One of the unsung heroes in the book is Grayson, the janitor, who hides out in the school basement and will not allow anyone else to come down, or so everyone thinks. In one of her letters Sylvia tells her friend:
It seems he runs a sort of one-man free-kitchen, lending-bank, drug-cure center, flop-house and employment center in the basement. While the rest if us were busy making out graphs and Character Capsules, he gave the kids sandwiches, lent them money, found jobs for them after school, or gave jobs to them himself. He kept them off the streets and “off the junk”, and on occasion let the temporarily homeless ones sleep illegally overnight in the basement. . .what some of the kids were getting from him was not the pedagogic gobbledygook, not concepts and precepts, not conferences and interviews, not pleas and threats, not words- not any words at all- but simple action, immediate and real: food, money, jobs. . .i admit a momentary pang of dismay: What tangibles could I offer them?
Makes me love Grayson after all.
I could go on forever about how wonderful this book is, but I must stop. If you read the book a long time ago, please do so again. At least read Kaufman’s new introduction to get more up-to-date about the state of education today.

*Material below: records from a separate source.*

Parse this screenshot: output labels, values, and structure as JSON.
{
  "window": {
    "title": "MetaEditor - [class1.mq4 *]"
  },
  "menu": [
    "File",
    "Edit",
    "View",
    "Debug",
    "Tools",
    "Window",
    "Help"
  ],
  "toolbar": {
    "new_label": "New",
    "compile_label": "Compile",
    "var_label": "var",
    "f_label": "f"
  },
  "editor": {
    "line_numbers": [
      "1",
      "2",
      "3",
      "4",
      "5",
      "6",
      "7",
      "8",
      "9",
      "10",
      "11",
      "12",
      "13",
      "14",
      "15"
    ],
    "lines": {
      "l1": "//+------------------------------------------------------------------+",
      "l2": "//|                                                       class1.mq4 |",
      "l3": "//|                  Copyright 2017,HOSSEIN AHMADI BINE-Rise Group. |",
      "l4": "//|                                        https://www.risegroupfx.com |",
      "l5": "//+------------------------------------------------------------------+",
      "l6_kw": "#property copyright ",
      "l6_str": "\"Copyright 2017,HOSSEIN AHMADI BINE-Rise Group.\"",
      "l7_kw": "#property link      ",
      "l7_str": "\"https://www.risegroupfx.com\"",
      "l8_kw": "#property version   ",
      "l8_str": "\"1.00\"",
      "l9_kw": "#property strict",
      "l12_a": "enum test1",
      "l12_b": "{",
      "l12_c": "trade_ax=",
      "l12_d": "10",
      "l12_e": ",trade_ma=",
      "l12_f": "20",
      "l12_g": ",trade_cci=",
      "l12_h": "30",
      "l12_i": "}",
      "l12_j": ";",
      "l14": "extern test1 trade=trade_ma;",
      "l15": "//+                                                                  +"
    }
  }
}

Kaufman tells of speaking at a School for the blind when talking books were a new thing. She found it disconcerting to know the audience could not see her and she couldn’t tell from their expressions if they were paying attention and enjoying the talk. When she finished one man raised his hand and said:
“This is the best book I have ever heard.” I heartily agree.
Author: Bel Kaufman. First Published by Prentice Hall Press, 1964.
e-Book Open Road Edition, published August 7, 2012.